17 So I hated life; because the work that is wrought under the sun was grievous unto me; for all is vanity and a striving after wind.
Awo ne nkyawa obulamu kubanga buli ekikolebwa wansi w’enjuba kindeetera buyinike. Byonna butaliimu na kugoberera mpewo.
18 And I hated all my labour wherein I laboured under the sun, seeing that I must leave it unto the man that shall be after me.
Nakyawa okutegana kwange kwonna kwe nateganamu wansi w’enjuba, kubanga byonna ndi wakubirekera oyo alinzirira mu bigere.
19 And who knoweth whether he will be a wise man or a fool? yet will he have rule over all my labour wherein I have laboured, and wherein I have shown myself wise under the sun. This also is vanity.
Kale ani amanyi obanga aliba musajja mugezi oba musirusiru? Kyokka ye y’aliba mukama w’ebyo byonna bye nateganira nga nkozesa amagezi gange wansi w’enjuba; era na kino nakyo butaliimu.
20 Therefore I turned about to cause my heart to despair concerning all the labour wherein I had laboured under the sun.
Awo ne nterebuka olw’okutegana kwange kwonna wansi w’enjuba.
21 For there is a man whose labour is with wisdom, and with knowledge, and with skill; yet to a man that hath not laboured therein shall he leave it for his portion. This also is vanity and a great evil.
Kubanga oluusi omuntu ategana ng’akozesa amagezi ge n’okumanya awamu n’obukalabakalaba bwe, naye byonna ateekwa okubirekera oyo atabiteganiranga nako. Na kino nakyo butaliimu na kabi keereere.
22 For what hath a man of all his labour, and of the striving of his heart, wherein he laboureth under the sun?
Omuntu afuna ki mu kutegana kwe kwonna n’okukaluubirirwa mu ebyo by’ateganamu wansi w’enjuba?
23 For all his days are pains, and his occupation vexation; yea, even in the night his heart taketh not rest.
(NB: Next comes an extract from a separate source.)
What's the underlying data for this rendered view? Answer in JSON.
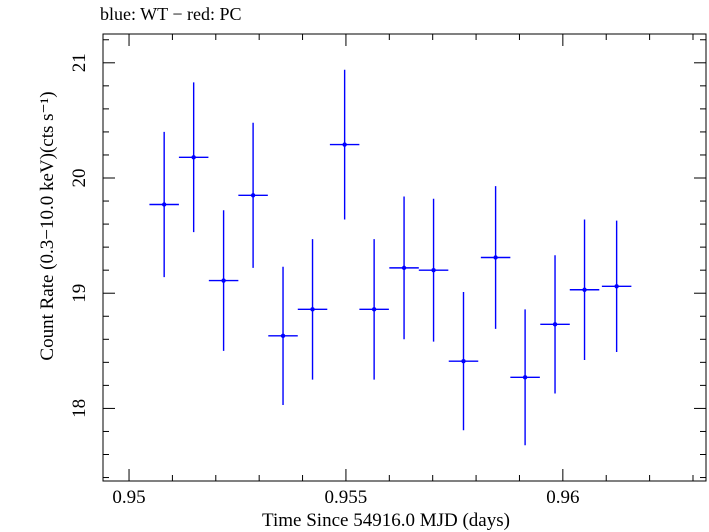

This also is vanity.
Kubanga ennaku ze zonna n’okutegana kwe bijjula bulumi; era ne mu kiro omutima gwe teguwummula; na kino nakyo butaliimu.
24 There is nothing better for a man than that he should eat and drink, and make his soul enjoy pleasure for his labour. This also I saw, that it is from the hand of God.
Tewali kisingira muntu kulya na kunywa na kusanyukira mu ebyo by’akola. Na kino nkiraba, kiva mu mukono gwa Katonda,
25 For who will eat, or who will enjoy, if not I?
kubanga awatali ye, ani ayinza okulya oba asobola okusanyuka?
26 For to the man that is good in His sight He giveth wisdom, and knowledge, and joy; but to the sinner He giveth the task, to gather and to heap up, that he may leave to him that is good in the sight of God. This also is vanity and a striving after wind.
Kubanga omuntu asanyusa Katonda, Katonda amuwa amagezi n’okumanya n’essanyu; naye omwonoonyi Katonda amuwa omulimu gw’okukuŋŋaanyiza oyo asanyusa Katonda. Na kino nakyo butaliimu na kugoberera mpewo.